Describe the image and give 2 differential diagnoses?

  • Featureless tympanic membrane
  • Squamous debris lining the external ear canal and tympanic membrane
  • Attic retraction 
  • Attic granulation

Differential diagnosis:

  1. Mucosal chronic suppurative otitis media
  2. Squamous chronic suppurative otitis media

Describe what type(s) of hearing loss this can cause and why?

  • Conductive hearing loss due to possible erosion of ossicles and destruction of tympanic membrane
  • Sensorineural hearing loss due to involvement of the inner ear

List 2 other possible symptoms other than hearing loss (excluding complications.

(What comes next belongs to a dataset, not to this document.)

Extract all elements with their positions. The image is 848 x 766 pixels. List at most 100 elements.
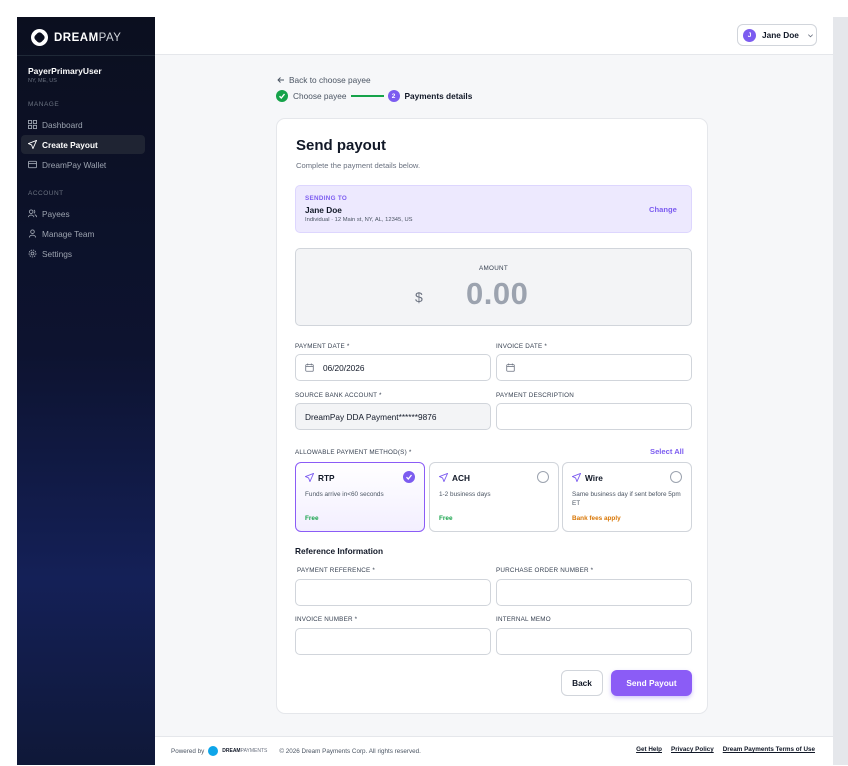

  • Otorrhea – foul smelling
  • Persistent otitis media
  • Vertigo
  • Facial weakness

What surgery might you offer this patient?

  • Tympanoplasty
  • Atticotomy
  • Combined approach tympanoplasty
  • Modified radical mastoidectomy

List 5 possible complications of surgery.

  • Facial nerve palsy
  • Abnormal sense of taste
  • Tinnitus
  • Vertigo
  • CSF leak
  • Bleeding
  • Loss of hearing including dead ear
  • Pinna numbness
  • Dressing reaction to BIPP

Following surgery for this, describe two methods for surveillance for recurrence

  • Second look surgery
  • MRI with diffusion weighted imaging

Supporting Information

Cholesteatoma – can be congenital or acquired. Non-neoplastic but destructive layers of keratin in a cavity lined with squamous epithelium.  

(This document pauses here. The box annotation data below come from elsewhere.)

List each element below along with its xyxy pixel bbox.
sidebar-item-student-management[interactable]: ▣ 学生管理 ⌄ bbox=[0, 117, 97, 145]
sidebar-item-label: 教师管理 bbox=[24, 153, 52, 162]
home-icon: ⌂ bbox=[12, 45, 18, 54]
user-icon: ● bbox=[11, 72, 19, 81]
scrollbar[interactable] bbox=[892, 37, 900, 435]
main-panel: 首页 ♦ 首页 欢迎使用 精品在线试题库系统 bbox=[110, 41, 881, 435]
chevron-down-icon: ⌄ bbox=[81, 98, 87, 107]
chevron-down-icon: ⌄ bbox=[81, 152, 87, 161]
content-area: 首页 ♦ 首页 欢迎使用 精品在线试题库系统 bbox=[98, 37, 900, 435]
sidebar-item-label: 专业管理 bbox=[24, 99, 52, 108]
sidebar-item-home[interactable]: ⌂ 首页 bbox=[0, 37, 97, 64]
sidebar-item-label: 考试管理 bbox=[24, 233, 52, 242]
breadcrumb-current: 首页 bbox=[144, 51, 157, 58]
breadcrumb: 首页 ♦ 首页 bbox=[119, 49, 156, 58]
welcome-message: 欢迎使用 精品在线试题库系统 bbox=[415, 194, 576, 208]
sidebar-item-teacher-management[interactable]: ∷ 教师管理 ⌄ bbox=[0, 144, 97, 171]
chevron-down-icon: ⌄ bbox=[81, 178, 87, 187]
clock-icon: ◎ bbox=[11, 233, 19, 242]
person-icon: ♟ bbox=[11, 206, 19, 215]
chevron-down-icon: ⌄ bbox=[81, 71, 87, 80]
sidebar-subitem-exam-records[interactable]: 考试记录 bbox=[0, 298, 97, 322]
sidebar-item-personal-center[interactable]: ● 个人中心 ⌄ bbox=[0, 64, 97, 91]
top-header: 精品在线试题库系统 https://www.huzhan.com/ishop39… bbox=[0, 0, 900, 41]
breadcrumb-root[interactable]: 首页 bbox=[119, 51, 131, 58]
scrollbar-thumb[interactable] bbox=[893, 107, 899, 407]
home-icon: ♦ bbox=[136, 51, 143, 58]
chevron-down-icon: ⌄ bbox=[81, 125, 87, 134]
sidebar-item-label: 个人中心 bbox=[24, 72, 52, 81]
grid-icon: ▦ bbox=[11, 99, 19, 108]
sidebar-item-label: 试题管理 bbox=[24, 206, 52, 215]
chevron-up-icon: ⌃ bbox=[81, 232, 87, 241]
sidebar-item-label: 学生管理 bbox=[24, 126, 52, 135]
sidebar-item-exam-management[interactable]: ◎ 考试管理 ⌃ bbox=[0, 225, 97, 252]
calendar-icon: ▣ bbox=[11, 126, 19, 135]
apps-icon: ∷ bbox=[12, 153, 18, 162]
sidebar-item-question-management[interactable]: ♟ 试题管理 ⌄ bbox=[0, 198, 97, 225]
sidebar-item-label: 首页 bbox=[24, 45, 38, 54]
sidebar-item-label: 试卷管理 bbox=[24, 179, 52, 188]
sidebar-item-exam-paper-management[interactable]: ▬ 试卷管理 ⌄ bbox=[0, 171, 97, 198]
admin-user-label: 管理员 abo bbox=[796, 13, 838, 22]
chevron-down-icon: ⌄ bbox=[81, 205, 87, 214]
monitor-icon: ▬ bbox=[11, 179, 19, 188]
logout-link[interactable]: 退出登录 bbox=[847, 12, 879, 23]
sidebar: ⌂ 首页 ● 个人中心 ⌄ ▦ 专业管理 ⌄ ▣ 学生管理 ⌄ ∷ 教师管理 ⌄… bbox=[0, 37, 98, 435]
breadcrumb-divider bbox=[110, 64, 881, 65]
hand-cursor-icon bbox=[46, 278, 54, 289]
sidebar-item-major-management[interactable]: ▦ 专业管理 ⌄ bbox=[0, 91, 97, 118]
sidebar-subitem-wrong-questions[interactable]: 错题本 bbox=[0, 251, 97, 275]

  • Congenital – embryonic rests – epidermoid in origin behind in-tact TM, no otorrhoea/perforation, no ear trauma or previous surgery. 
  • Acquired – posterior, superior TM insult – altered self cleaning → mastoid erosion. 
    • Primary – tympanic membrane retraction
    • Secondary – trauma, ear surgery, perforation etc
  • Presentation – otorrhoea, dizziness (labyrinthine fistula), hearing loss
  • Investigation – PTA/Tymp + CT temporal bone – classic sign is soft tissue in Prussak’s space and blunting of scutum. Reasons for CT scan:
    • Plan approach – extent of mastoid pneumatisation, high jug bulb, low dura. 
    • Other abnormalities
    • Facial nerve dehiscence
    • Look for bony destruction and fistula
    • Extent of soft tissue abnormality
    • Revision cases
    • Medico-legal requirement
  • Treatment – conservative with drops and toilet. Surgical tympanomastoid surgery – canal wall up/down etc. 2 goals – safe ear. Second goal, hearing reconstruction. 
  • Sinus tympani → common site of recurrence → poor accessibility

Mastoidectomy – used to deal with disease of the mastoid air cells. Either an end/post-aural approach gains access to attic, tegmen and sigmoid sinus. There are many techniques:

  1. Cortical mastoidectomy – acute mastoiditis – no cholesteatoma. Post-aural incision down to the periosteum, mastoid drilled to reveal mastoid air cells. McEwans/suprameatal triangle used to identify mastoid antrum 1.5-2cm deep. 
    1. Anterior line – posterior superior EAC
    2. Superior line – temporal line  or line drawn from base of zygomatic arch
    3. Posterior line – line joining the two

Bone is left over sigmoid sinus and tegmen. 

  1. Modified radical mastoidectomy – cholesteatoma
    1. Cortical mastoid performed
    2. Posterior canal wall taken down
    3. The disease can be taken away from anterior to posterior making the cavity as small as the disease
    4. The cavity can be obliterated with fat/bone. It can also be lined with a fascia graft. 
    5. Hearing can be reconstructed at the same time as for tympanoplasty or left. 
  • Combined approach tympanoplasty – cholesteatoma 
  • Cortical mastoid
    1. Extended to posterior tympanotomy – facial recess – triangular region bounded by the facial nerve medially, the chorda tympani nerve laterally, and the fossa incudis superiorly.
  • Canal wall left up as risk of recurrence

Risk of mastoid surgery

  • Facial nerve damage
  • CSF leak
  • Labyrinthine fistula – defect in the bone that exposes the endosteum of the labyrinth (NOT perilymph fistula – leak of perilymph fluid into middle ear from oval or round window). Symptoms include:
  • Positive fistula sign – increased pressure in EAC – deviation of eyes away from fistula
  • Tullio phenomenon – vertigo with loud noises.